Released at SEMA 2018, you’d have to have been living under a rock not to have heard about Mopar’s 1,000-horsepower 426 Gen-III Hemi crate engine by now. Fitted with a 3.0-liter supercharger and 7.0 liters of displacement, the aptly named Hellephant definitely has the cubic-inches to make the number.
However, the only time we’ve seen one on the with any independent numbers was when AMSOIL hooked one of the first ones off the line up to their in-house engine dyno. Their tests fell short of the advertised 1,000-horsepower number, but that was attributed to the dyno’s fuel system not being able to keep up with peak demand. Fair enough, but everyone has been dying to see that 1,000 horsepower number.

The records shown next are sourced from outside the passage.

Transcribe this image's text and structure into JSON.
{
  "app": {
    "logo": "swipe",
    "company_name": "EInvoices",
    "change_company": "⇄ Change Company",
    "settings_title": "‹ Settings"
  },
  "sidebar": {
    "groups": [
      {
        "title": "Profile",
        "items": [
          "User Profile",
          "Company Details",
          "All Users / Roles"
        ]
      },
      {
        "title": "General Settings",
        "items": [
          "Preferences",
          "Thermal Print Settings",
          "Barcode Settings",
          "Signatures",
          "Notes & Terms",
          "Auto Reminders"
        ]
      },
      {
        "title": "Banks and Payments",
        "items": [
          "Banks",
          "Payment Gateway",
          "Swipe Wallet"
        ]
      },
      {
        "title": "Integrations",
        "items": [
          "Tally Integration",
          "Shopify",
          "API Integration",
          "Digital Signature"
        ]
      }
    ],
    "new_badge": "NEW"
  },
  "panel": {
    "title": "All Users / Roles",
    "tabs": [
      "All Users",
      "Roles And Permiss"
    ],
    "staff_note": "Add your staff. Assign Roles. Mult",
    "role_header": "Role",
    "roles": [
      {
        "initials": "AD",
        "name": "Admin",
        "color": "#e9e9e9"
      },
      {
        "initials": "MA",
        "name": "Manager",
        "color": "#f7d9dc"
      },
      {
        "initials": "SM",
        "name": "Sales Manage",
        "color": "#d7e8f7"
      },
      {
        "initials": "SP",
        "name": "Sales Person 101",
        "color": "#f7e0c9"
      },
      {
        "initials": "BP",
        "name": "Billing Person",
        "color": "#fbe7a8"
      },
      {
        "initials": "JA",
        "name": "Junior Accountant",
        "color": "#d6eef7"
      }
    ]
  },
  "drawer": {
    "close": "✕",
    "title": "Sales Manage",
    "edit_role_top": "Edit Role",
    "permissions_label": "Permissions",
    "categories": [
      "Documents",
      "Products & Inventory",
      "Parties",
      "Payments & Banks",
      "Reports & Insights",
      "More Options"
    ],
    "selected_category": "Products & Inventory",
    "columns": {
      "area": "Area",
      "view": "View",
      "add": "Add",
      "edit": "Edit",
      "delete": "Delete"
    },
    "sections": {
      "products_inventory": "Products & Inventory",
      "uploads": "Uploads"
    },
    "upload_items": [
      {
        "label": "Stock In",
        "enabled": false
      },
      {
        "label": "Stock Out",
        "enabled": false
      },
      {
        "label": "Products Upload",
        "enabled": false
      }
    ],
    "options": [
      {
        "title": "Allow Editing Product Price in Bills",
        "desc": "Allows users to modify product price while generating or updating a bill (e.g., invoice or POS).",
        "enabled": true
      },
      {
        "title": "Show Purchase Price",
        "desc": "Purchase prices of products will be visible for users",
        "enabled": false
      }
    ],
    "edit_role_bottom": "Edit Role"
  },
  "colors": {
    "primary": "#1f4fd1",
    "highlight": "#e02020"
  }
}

Enter Demonology, a YouTube channel dedicated to… you guessed it, all-things Dodge Demon. Recently they posted a video of AJ Berge’s (owner of Hemituner Performance) Demon, outfitted with a Hellephant crate engine, rolling onto the chassis dyno to see what the engine was actually putting to the ground.
The video above is short and to the point, with a quick walk-around of the car idling smoothly, under 1,000 rpm, and only slightly hinting at a 1,000-plus horsepower engine being under the hood. Of course, getting a high-power car to idle like that seems to be pretty common these days. Once the Demon is strapped down and given some throttle, on the DynoJet, the combination of the blower whine and exhaust note combine to give the Hellephant a brutal voice.
Once the rollers stop and the graph comes up, it’s clear, the previous dyno at AMSOIL wasn’t “just excuses.” With peak power — at the rear wheels — of 944.82 horsepower at 6,459 rpm and peak torque of 877.46 lb-ft at 4,960 rpm, there is no doubt that the engine is making the claimed 1,000 horsepower. No matter what kind of drivetrain loss you factor in, this Hellephant is a beast.